Refugiados da guerra na Síria. Foto: ACNUR / Guardacosteira italiana / Massimo Sestini. |
Hoje quase poderia dizer que nada me falta: não tenho dores, os filhos estão connosco, abundam as provisões de comida, a casa é confortável, a saúde dos membros da família e amigos é globalmente razoável (os que mais padecem compõem nesta quadra um ar mais terno e mais doce), vão-se gerindo com mais ou menos dificuldade as carências materiais de um ou outro mais próximo, de modo que até é legítimo pensar: antes assim que pior.
Mas há os muitos que passam fome e sofrem os rigores do frio e da solidão gelada da alma; os que perderam familiares e haveres por via de catástrofes, nem sempre inevitáveis, como os incêndios que não curamos de prevenir; os que perderam o emprego e desesperam por um modo de vida minimamente digno, para si e para os seus filhos; aqueles a quem a doença retira o prazer da vida, pelo sofrimento excruciante ou pela perspectiva da morte próxima; os que, emigrados, estão longe da família e dos amigos, em consequência das voltas da vida e, na maior parte dos casos, com o fim de resolver situações de precariedade ou penúria; os pais que fogem em desespero com crianças pequeninas, porque os sanguinários do poder e da guerra não dão tréguas nem têm contemplações; as crianças que, perdidas dos pais, fogem sozinhas ou com outras crianças, de que procuram tomar conta; e também aqueles que, sem culpa própria, caíram nas garras da (in)justiça, ou que se vêm em situação prisional por actos de revolta ou de loucura humanamente compreensíveis (em Portugal nem tanto…); e os que, nas sociedades da abundância e mesmo do luxo, são explorados ou escravizados e desprezados por gente de egoísmo transbordante e barriga farta, mas pobre de princípios e de sentimentos.
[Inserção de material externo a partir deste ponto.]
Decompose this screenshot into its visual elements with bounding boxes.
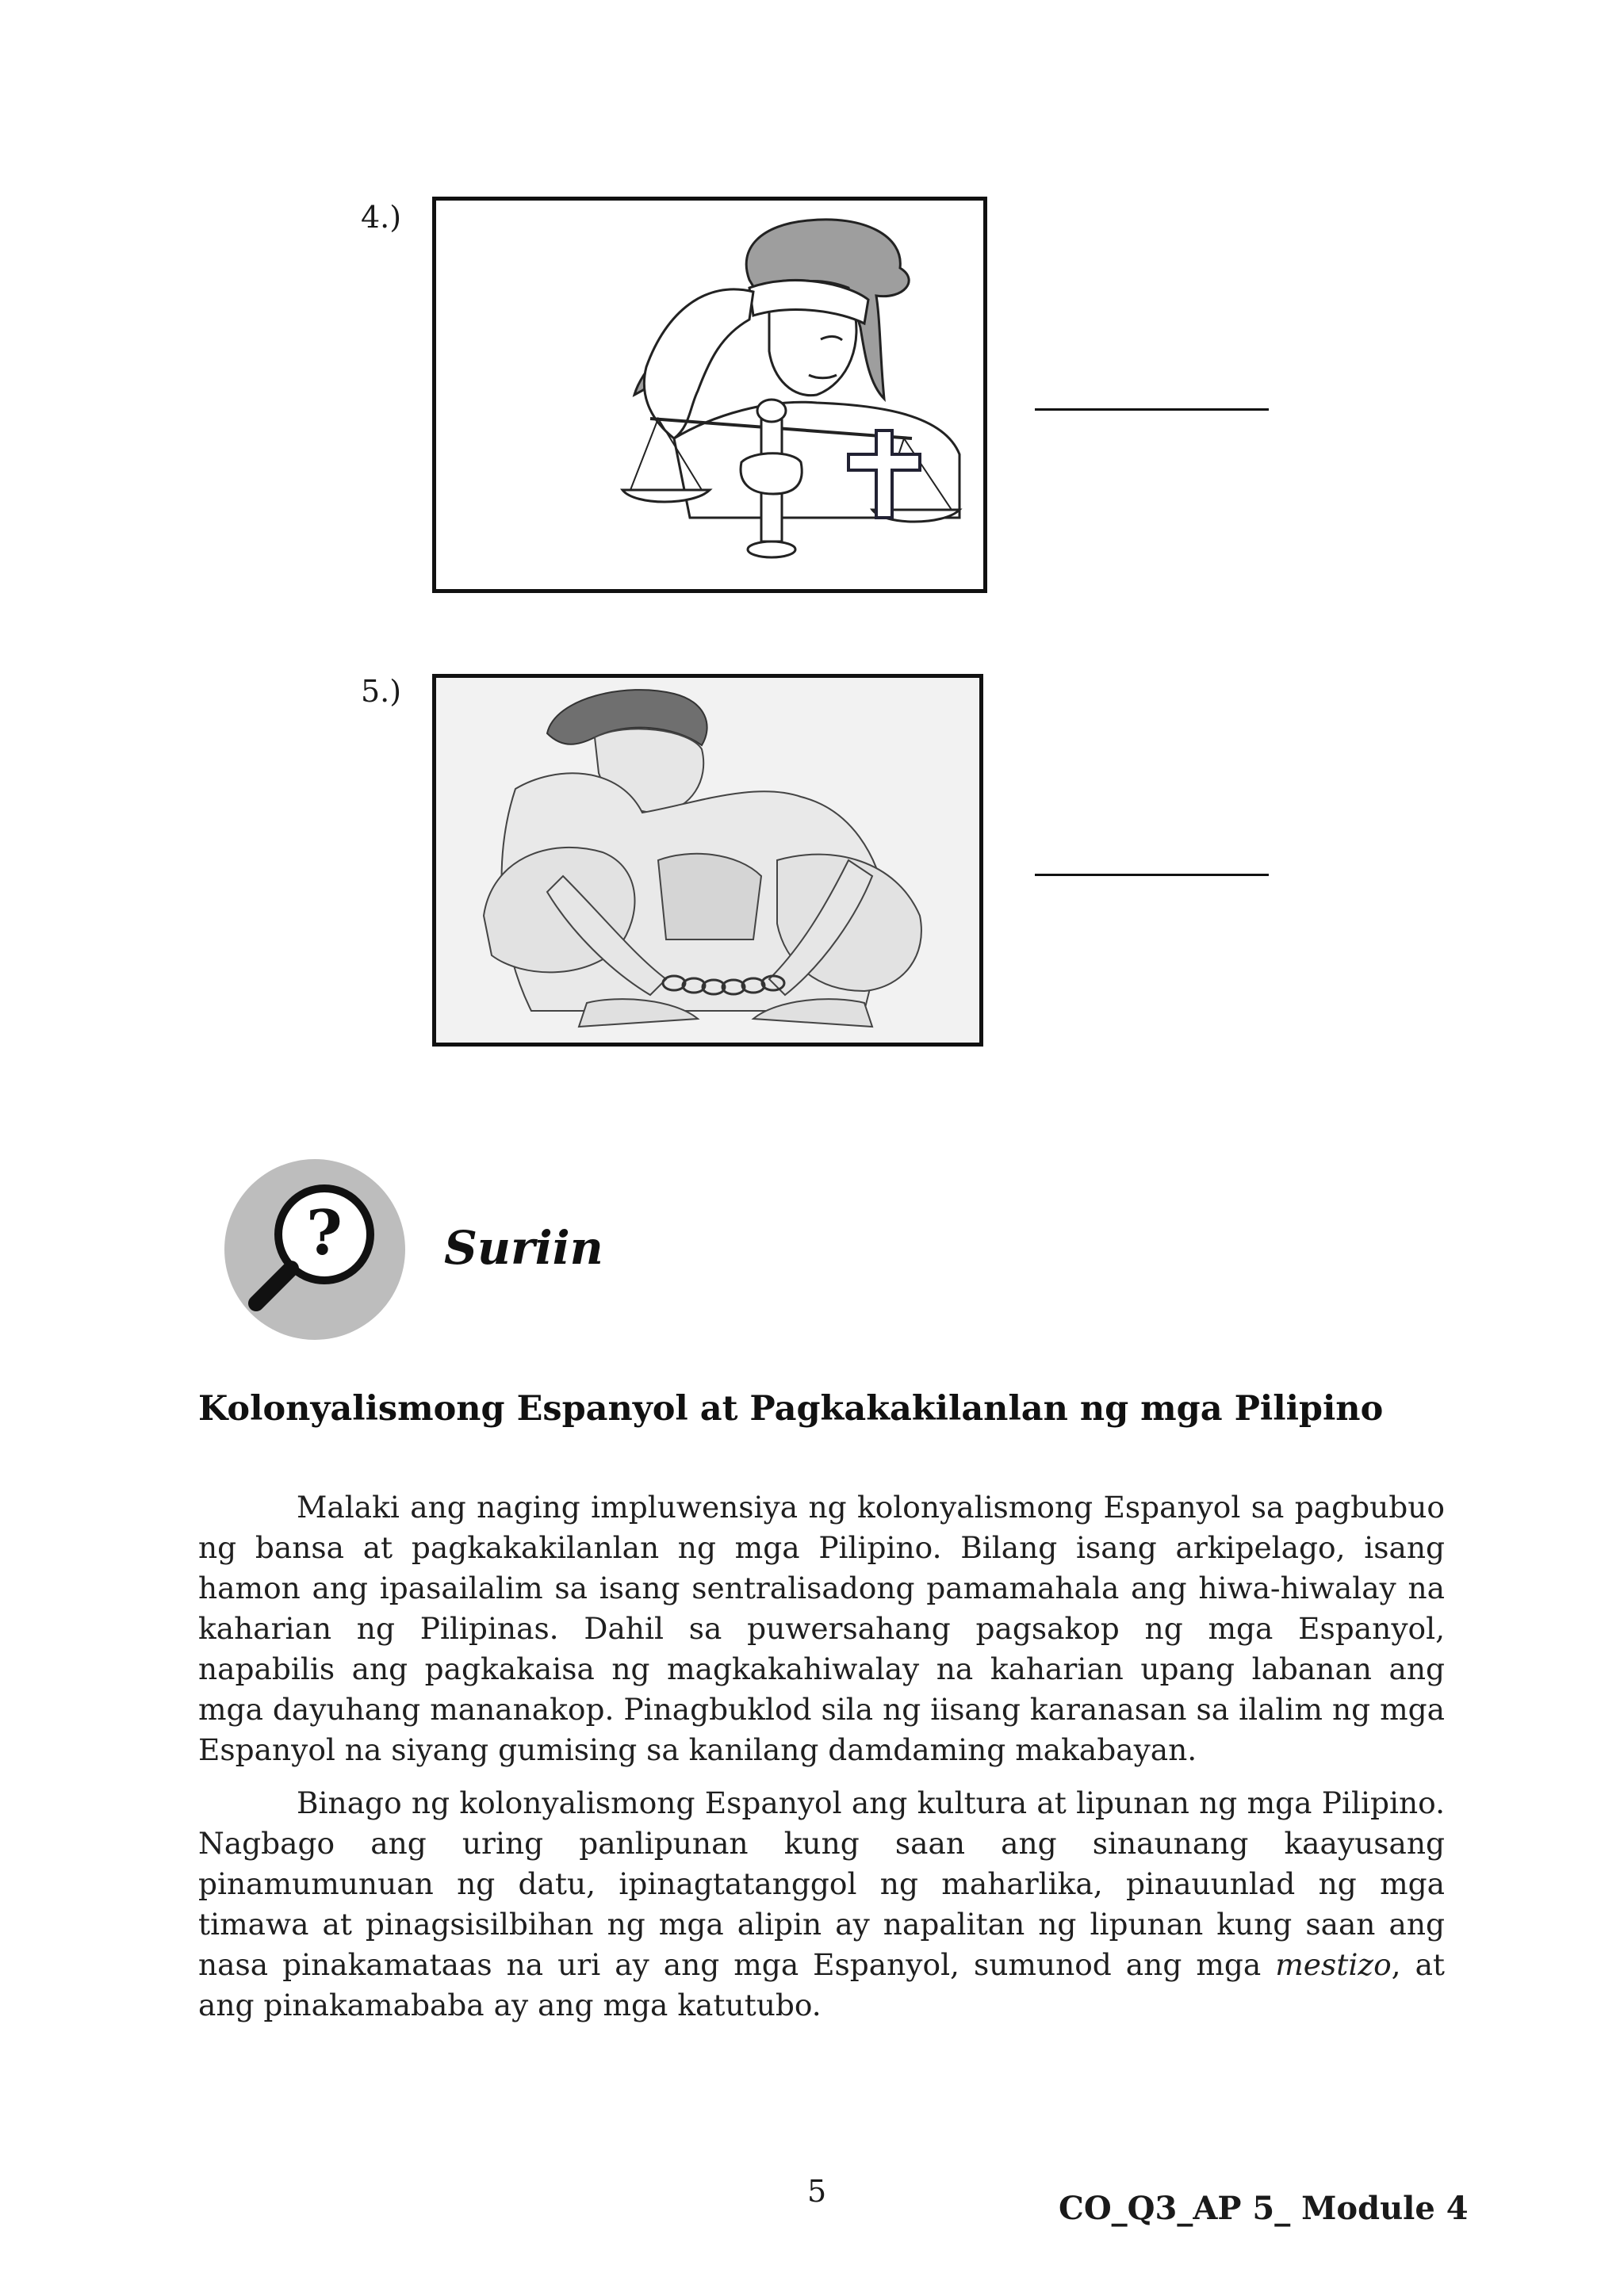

E, entre todos, há aquelas (muitas) crianças a quem (re)tiramos a possibilidade de serem adultos com futuro e cidadãos de pleno direito, agrilhoados que vão ficar ao analfabetismo e à ignorância.
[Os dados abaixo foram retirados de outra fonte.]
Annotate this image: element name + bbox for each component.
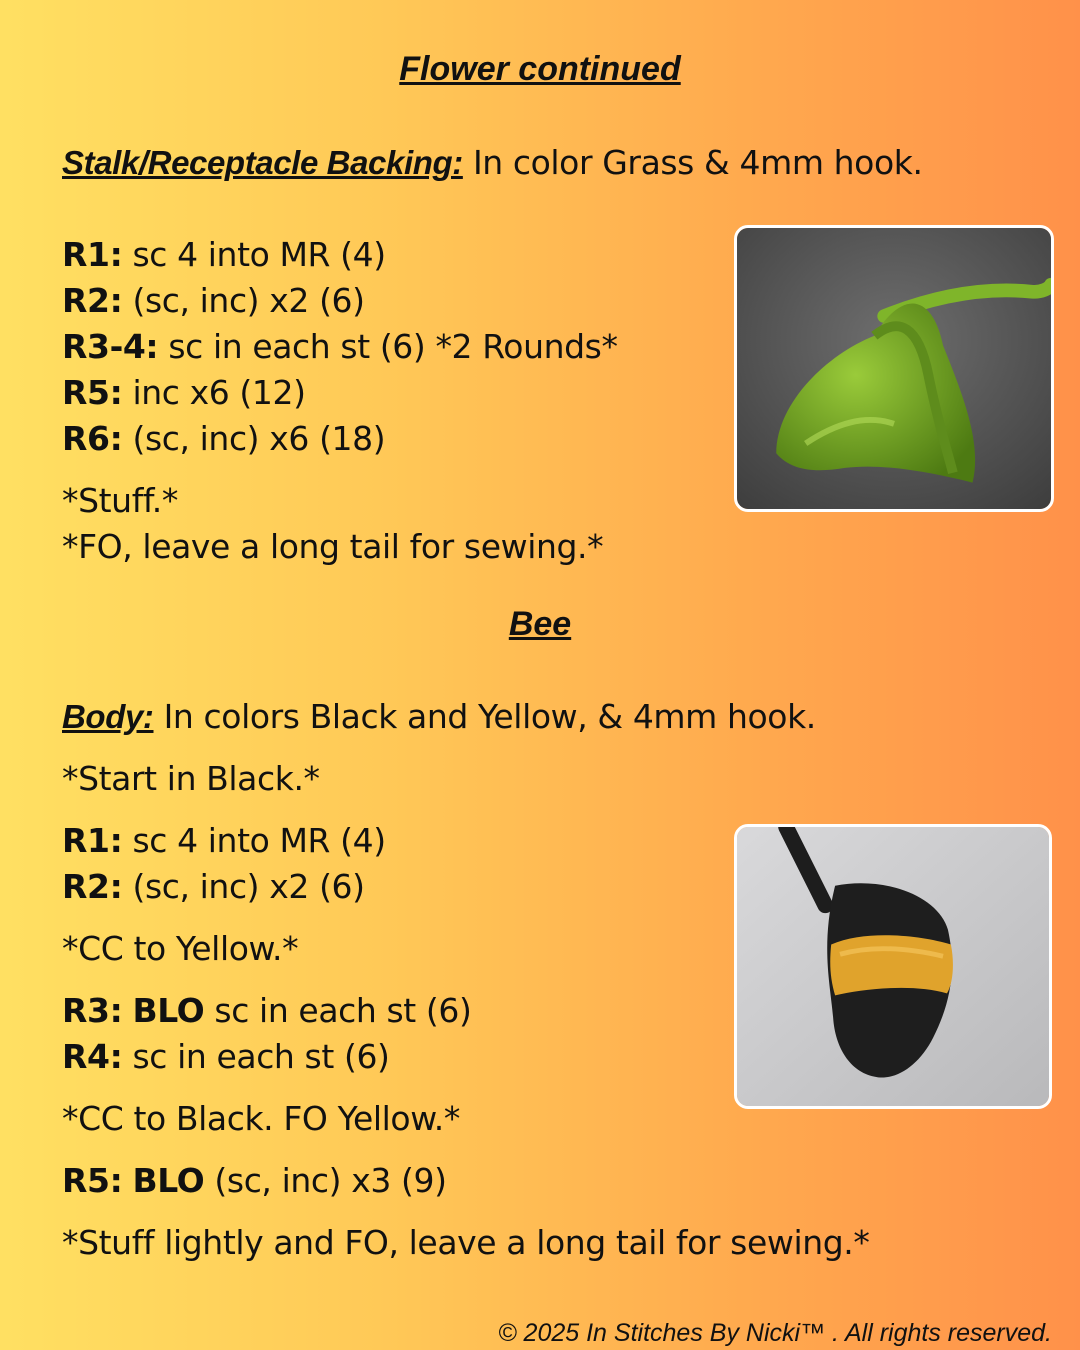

A todos esses dedico estas linhas, como se fora uma prece, inspirado na figura do Menino Jesus, primeiro do presépio e depois do evangelho, que me marcou desde pequenino.
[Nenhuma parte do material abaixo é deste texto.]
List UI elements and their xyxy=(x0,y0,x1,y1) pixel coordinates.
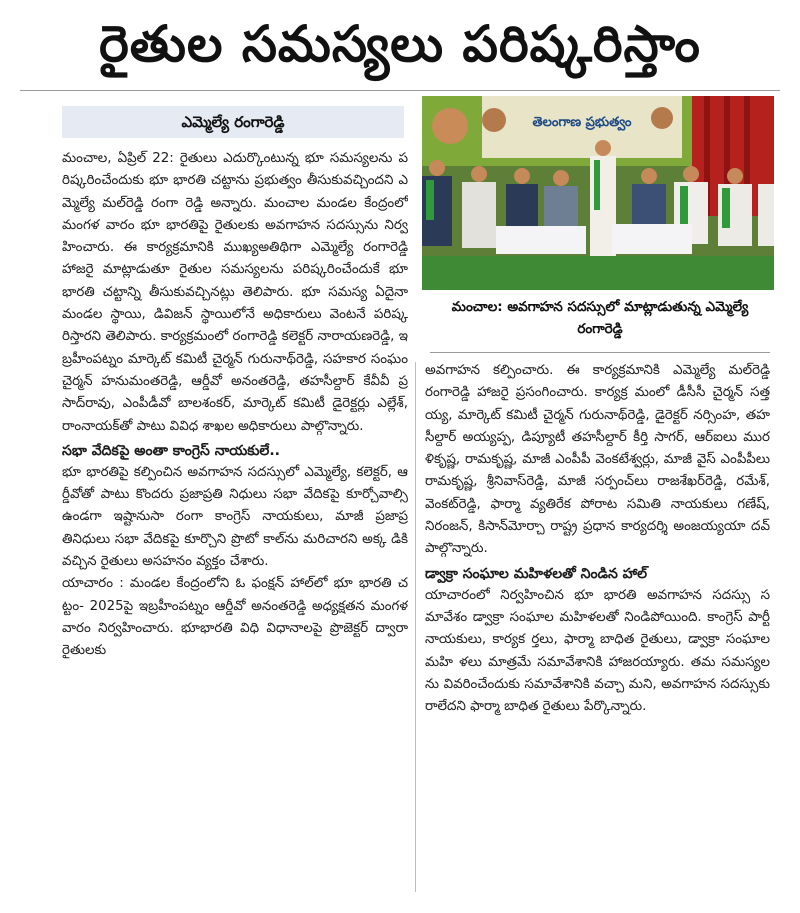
headline: రైతుల సమస్యలు పరిష్కరిస్తాం xyxy=(99,15,701,73)
event-photo xyxy=(422,96,774,290)
photo-banner-text: తెలంగాణ ప్రభుత్వం xyxy=(532,115,632,130)
left-paragraph-2: భూ భారతిపై కల్పించిన అవగాహన సదస్సులో ఎమ్మెల్యే, కలెక్టర్, ఆర్డీవోతో పాటు కొందరు ప్రజాప్రతి నిధులు సభా వేదికపై కూర్చోవాల్సి ఉండగా ఇష్టానుసా రంగా కాంగ్రెస్ నాయకులు, మాజీ ప్రజాప్రతినిధులు సభా వేదికపై కూర్చొని ప్రొటో కాల్‌ను మరిచారని అక్క డికి వచ్చిన రైతులు అసహనం వ్యక్తం చేశారు. xyxy=(62,464,408,570)
left-paragraph-1: మంచాల, ఏప్రిల్ 22: రైతులు ఎదుర్కొంటున్న భూ సమస్యలను పరిష్కరించేందుకు భూ భారతి చట్టాను ప్రభుత్వం తీసుకువచ్చిందని ఎమ్మెల్యే మల్‌రెడ్డి రంగా రెడ్డి అన్నారు. మంచాల మండల కేంద్రంలో మంగళ వారం భూ భారతిపై రైతులకు అవగాహన సదస్సును నిర్వహించారు. ఈ కార్యక్రమానికి ముఖ్యఅతిథిగా ఎమ్మెల్యే రంగారెడ్డి హాజరై మాట్లాడుతూ రైతుల సమస్యలను పరిష్కరించేందుకే భూ భారతి చట్టాన్ని తీసుకువచ్చినట్లు తెలిపారు. భూ సమస్య ఏదైనా మండల స్థాయి, డివిజన్ స్థాయిలోనే అధికారులు వెంటనే పరిష్కరిస్తారని తెలిపారు. కార్యక్రమంలో రంగారెడ్డి కలెక్టర్ నారాయణరెడ్డి, ఇబ్రహీంపట్నం మార్కెట్ కమిటీ చైర్మన్ గురునాథ్‌రెడ్డి, సహకార సంఘం చైర్మన్ హనుమంతరెడ్డి, ఆర్డీవో అనంతరెడ్డి, తహసీల్దార్ కేవీవీ ప్రసాద్‌రావు, ఎంపీడీవో బాలశంకర్, మార్కెట్ కమిటీ డైరెక్టర్లు ఎల్లేశ్, రాంనాయక్‌తో పాటు వివిధ శాఖల అధికారులు పాల్గొన్నారు. xyxy=(62,151,408,434)
photo-caption: మంచాల: అవగాహన సదస్సులో మాట్లాడుతున్న ఎమ్మెల్యే రంగారెడ్డి xyxy=(451,299,749,337)
column-separator xyxy=(415,362,416,892)
byline: ఎమ్మెల్యే రంగారెడ్డి xyxy=(62,106,404,138)
right-subheading: డ్వాక్రా సంఘాల మహిళలతో నిండిన హాల్ xyxy=(425,565,648,582)
right-paragraph-2: యాచారంలో నిర్వహించిన భూ భారతి అవగాహన సదస్సు సమావేశం డ్వాక్రా సంఘాల మహిళలతో నిండిపోయింది. కాంగ్రెస్ పార్టీ నాయకులు, కార్యక ర్తలు, ఫార్మా బాధిత రైతులు, డ్వాక్రా సంఘాల మహి ళలు మాత్రమే సమావేశానికి హాజరయ్యారు. తమ సమస్యలను వివరించేందుకు సమావేశానికి వచ్చా మని, అవగాహన సదస్సుకు రాలేదని ఫార్మా బాధిత రైతులు పేర్కొన్నారు. xyxy=(425,587,770,715)
caption-rule xyxy=(430,352,770,353)
headline-rule xyxy=(20,90,780,91)
right-column xyxy=(425,360,770,900)
event-photo-illustration xyxy=(422,96,774,290)
left-subheading: సభా వేదికపై అంతా కాంగ్రెస్ నాయకులే.. xyxy=(62,442,280,459)
right-paragraph-1: అవగాహన కల్పించారు. ఈ కార్యక్రమానికి ఎమ్మెల్యే మల్‌రెడ్డి రంగారెడ్డి హాజరై ప్రసంగించారు. కార్యక్ర మంలో డీసీసీ చైర్మన్ సత్తయ్య, మార్కెట్ కమిటీ చైర్మన్ గురునాథ్‌రెడ్డి, డైరెక్టర్ నర్సింహ, తహసీల్దార్ అయ్యప్ప, డిప్యూటీ తహసీల్దార్ కీర్తి సాగర్, ఆర్ఐలు మురళికృష్ణ, రామకృష్ణ, మాజీ ఎంపీపీ వెంకటేశ్వర్లు, మాజీ వైస్ ఎంపీపీలు రామకృష్ణ, శ్రీనివాస్‌రెడ్డి, మాజీ సర్పంచ్‌లు రాజశేఖర్‌రెడ్డి, రమేశ్, వెంకట్‌రెడ్డి, ఫార్మా వ్యతిరేక పోరాట సమితి నాయకులు గణేష్, నిరంజన్, కిసాన్‌మోర్చా రాష్ట్ర ప్రధాన కార్యదర్శి అంజయ్యయా దవ్ పాల్గొన్నారు. xyxy=(425,363,770,557)
left-column xyxy=(62,148,408,900)
left-paragraph-3: యాచారం : మండల కేంద్రంలోని ఓ ఫంక్షన్ హాల్‌లో భూ భారతి చట్టం- 2025పై ఇబ్రహీంపట్నం ఆర్డీవో అనంతరెడ్డి అధ్యక్షతన మంగళవారం నిర్వహించారు. భూభారతి విధి విధానాలపై ప్రొజెక్టర్ ద్వారా రైతులకు xyxy=(62,576,408,659)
Esforço-me por alimentar a esperança de que a humanidade evolua no sentido do respeito por por cada pessoa em si mesma, pelos outros seres vivos e pelo lugar a que pertencemos - o planeta que tanto maltratamos - num tempo que não sei quando chegará. E homenageio os que não desistem de pensar e desejar que não pode deixar de ser assim e procedem com essa intenção.
Por isso, a todos os (que se sentem) desprotegidos (que somos quase todos em diferentes momentos da vida) ofereço o meu abraço humilde e fraterno.